Support for Weaver, a religious fanatic who four years ago ran for county sheriff as a Republican, has also come from the Aryan Nation, a racist group whose international headquarters are in a small church at Hayden Lake, about 60 miles south of Naples. Weaver has flirted with the neo-Nazi group, led by a 74-year-old ex-Lockheed engineer, but rejected it, apparently because he felt it was too moderate.

On Thursday, a new figure arrived on the scene in the swashbuckling form of Lt-Col James 'Bo' Gritz, from Nevada. Gritz, 53, is a retired Green Beret, a much-decorated Vietnam veteran, an author, and a ferociously right-wing independent candidate in the forthcoming presidential election. Gritz knows Weaver through military connections - Weaver was also in the special forces - so he flew to Idaho in the hope of acting as a mediator.
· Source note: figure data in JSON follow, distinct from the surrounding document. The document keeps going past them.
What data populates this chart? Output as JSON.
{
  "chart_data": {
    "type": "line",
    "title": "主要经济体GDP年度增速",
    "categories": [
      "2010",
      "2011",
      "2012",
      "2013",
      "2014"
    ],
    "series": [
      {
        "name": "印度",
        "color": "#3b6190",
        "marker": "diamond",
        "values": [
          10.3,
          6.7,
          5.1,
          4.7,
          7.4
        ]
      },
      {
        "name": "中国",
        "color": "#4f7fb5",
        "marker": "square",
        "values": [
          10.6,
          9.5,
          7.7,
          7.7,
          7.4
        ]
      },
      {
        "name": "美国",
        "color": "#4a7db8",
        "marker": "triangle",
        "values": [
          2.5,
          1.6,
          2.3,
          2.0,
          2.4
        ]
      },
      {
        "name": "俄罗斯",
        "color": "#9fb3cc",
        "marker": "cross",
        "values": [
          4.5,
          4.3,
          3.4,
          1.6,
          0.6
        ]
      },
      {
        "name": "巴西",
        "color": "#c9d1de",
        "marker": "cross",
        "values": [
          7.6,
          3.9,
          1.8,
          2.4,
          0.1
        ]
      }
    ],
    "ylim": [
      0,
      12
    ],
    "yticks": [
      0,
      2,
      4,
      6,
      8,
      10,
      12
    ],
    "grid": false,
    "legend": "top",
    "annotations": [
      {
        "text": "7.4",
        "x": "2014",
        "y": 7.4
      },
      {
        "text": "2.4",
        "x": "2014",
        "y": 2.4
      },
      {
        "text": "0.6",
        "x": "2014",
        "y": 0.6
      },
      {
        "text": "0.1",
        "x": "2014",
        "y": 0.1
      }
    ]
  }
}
His intervention did not impress the police. The former commando was unceremoniously told to go away, and was at first refused permission to attempt to speak to the Weavers. Gritz, who claims to have been used as a model for characters in the Vietnam war movie Uncommon Valor, was furious. Yesterday, the authorities relented and allowed him to speak to Weaver by megaphone.

What will happen next is unclear. So far the besiegers have held back, worried that if they storm the cabin they may harm Weaver's children, who include a nine-month-old girl and two other daughters aged 11 and 16. Weaver has vowed to die rather than submit to arrest.